For individuals with type 1 diabetes, regular blood sugar testing is reasonable because it may lead to adjustments in insulin dosing. For those with type 2 diabetes, which I presume you have because you’re taking an oral drug, I feel that incessant blood sugar testing is not only unnecessary, it’s debilitating.
When you test your blood sugar, do you make any alterations in your treatment program? Do you use testing to identify foods that drive up blood sugar—and eliminate them from your diet? Does testing alter your medication dosage? If not, what’s the sense of it?
Two studies published in the British Medical Journal came to similar conclusions.

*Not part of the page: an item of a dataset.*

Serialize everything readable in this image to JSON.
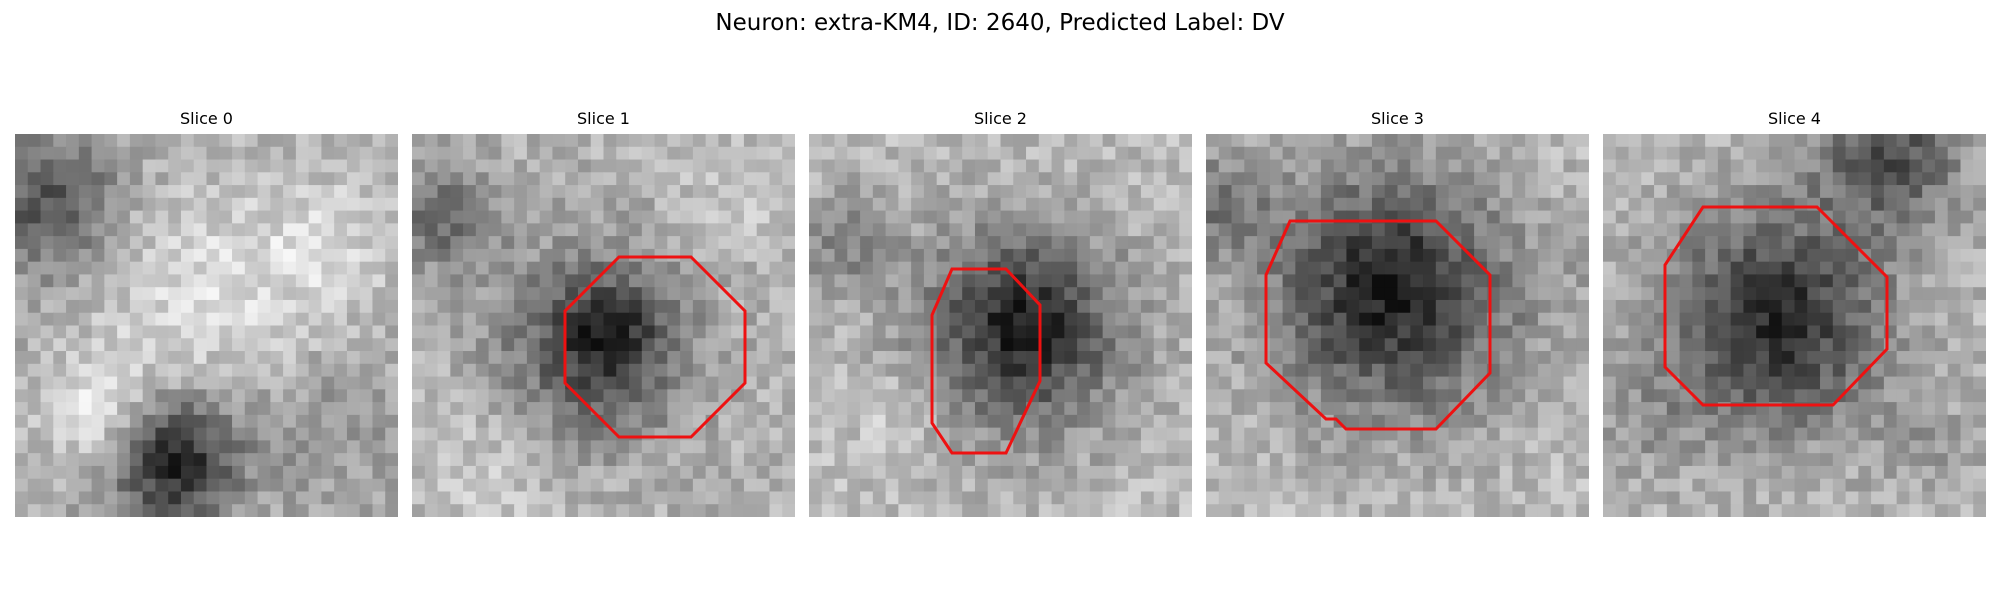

They found that self-monitoring of blood sugar levels did not improve glucose control but was associated with higher costs, lower quality of life and more depression.
We’ve treated several thousand patients with type 2 diabetes at the Whitaker Wellness Institute over the years, and rather than requiring regular blood sugar testing, we periodically measure their hemoglobin A1C levels. Whereas a finger stick is a snapshot of your blood sugar at a given time, this test gives a broader picture of average blood sugars over two or three months. This allows us to evaluate how well a patient’s treatment program is working and to make adjustments, if necessary.
Adjustments do not include drugs—we take virtually all patients off their oral diabetic meds. Our changes consist of dietary modifications (fewer carbohydrates and more protein), increased exercise (including a 10-minute brisk walk after meals), weight loss and a sophisticated nutritional supplement program. In addition to improving blood sugar control, this approach also gives patients a fighting chance against the ulcers, neuropathy, vision loss, heart disease and kidney problems that afflict so many patients with this condition.